Non, je dirai plutôt pour ma part, que la création artistique naît, plus simplement, d’une synthèse créative, incertaine, surprenante, bouleversante parfois, mais humaine toujours :  qui se fait entre les contraires inhérentes à la nature de l’artiste, en réponse à un souci d‘homéostasie de sa nature. 
J’écris, je crois, (comme peint l’artiste- peintre, ou compose le musicien), en effet, par besoin intérieur de le faire, par quelque rage ou quelque nécessité de m’exprimer en une certaine forme donnée : celle que m’a donnée de développer ma nature, mon éducation, ma formation littéraire, mes expériences antérieures …  
Mystérieux et fort insaisissable moment, j’en conviens ! Peut-être finalement forme exprimée de quelque tout Autre inconnu de ma personnalité connue

Oui, dans mon acte créateur se coagule, se cristallise l’essentiel de ce que je suis dans une manifestation personnelle, dans un instant donné.Peut-être finalement forme exprimée de quelque tout Autre inconnu de ma personnalité connue jusque là.

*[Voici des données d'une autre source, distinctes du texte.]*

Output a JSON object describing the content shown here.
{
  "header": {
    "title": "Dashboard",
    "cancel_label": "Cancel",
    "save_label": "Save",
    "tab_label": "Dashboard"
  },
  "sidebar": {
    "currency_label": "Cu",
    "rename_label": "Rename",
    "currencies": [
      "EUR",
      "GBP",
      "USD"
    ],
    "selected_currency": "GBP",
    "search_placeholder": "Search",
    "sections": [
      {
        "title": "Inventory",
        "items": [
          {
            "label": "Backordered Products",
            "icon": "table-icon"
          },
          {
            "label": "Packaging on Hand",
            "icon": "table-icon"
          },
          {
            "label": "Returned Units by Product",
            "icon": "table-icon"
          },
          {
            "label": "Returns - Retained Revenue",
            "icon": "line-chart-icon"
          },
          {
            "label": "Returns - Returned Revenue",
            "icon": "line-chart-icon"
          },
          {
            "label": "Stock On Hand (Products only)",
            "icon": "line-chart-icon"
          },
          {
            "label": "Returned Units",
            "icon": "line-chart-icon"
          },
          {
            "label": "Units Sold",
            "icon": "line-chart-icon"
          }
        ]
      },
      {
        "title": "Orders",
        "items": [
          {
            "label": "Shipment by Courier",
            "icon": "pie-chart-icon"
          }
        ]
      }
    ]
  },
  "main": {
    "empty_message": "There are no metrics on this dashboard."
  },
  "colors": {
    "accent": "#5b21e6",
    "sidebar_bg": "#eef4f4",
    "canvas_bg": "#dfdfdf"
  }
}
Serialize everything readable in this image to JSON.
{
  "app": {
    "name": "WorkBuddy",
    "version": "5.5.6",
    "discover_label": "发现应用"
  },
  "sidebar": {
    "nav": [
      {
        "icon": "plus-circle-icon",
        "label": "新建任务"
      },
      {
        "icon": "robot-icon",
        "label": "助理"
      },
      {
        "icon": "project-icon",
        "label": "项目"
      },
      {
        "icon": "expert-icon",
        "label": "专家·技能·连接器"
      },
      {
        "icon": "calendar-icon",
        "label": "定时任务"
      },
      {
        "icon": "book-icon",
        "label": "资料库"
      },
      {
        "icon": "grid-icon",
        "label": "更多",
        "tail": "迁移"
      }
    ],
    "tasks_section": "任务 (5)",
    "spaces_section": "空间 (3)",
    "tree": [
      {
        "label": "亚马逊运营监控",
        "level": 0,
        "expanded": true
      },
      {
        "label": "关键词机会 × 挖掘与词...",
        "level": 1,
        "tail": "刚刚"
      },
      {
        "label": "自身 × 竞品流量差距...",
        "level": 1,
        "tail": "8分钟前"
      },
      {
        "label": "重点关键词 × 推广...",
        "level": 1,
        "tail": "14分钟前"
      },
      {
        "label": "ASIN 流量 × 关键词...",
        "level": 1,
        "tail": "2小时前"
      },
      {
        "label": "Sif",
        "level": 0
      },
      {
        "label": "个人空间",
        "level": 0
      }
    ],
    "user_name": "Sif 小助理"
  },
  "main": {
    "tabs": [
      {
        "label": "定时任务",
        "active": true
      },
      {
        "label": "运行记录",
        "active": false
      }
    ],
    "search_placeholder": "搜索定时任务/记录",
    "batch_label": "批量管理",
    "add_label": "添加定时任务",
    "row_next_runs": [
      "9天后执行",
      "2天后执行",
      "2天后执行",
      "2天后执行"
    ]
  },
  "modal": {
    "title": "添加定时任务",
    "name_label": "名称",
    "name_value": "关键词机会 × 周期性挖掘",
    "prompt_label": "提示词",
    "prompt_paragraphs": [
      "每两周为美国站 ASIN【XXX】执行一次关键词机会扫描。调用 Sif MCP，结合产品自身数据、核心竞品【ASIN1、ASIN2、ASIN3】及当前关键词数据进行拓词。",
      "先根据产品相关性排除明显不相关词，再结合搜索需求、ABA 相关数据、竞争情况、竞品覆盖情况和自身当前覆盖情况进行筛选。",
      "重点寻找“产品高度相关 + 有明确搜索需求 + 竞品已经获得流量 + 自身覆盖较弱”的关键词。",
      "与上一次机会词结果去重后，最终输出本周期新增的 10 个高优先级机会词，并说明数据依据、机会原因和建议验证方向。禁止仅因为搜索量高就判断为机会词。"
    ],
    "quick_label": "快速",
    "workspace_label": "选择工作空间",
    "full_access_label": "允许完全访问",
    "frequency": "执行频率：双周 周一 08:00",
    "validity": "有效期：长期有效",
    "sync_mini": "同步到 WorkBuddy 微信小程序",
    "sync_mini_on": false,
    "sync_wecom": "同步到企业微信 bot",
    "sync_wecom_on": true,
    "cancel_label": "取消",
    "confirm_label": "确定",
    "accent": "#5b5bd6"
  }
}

Cet essentiel concentré de l’homme-auteur ou de l’homme-peintre... , somme de tout ce qui les anime (que j’en sois conscient ou non !) , se trouve alors mis en projet, en symbole, en épiphanie : une impression, une émotion, une idée inspirée, une forme cherche à se faire jour , à parvenir à ma conscience, (et à la conscience de nombreux autres à travers moi et en direction de l’autre: du fait de ma position ou du réseau social où je suis inscrit).

Car, oui, j’estime que l’auteur est un porte-voix d'une humanité en recherche d'elle -même pour ses lecteurs, un créateur d'influence littéraire, et le peintre un porte-vue (influenceur esthétique pour ceux à qui l’œuvre picturale parlera)… 

Oui, cela fait de toute façon déjà, par-dessus l’épaule du peintre, comme par-dessus l’épaule de l’auteur, beaucoup de monde qui semble lui souffler à l’oreille, au cœur des choses à dire, à faire, à créer, à transmettre.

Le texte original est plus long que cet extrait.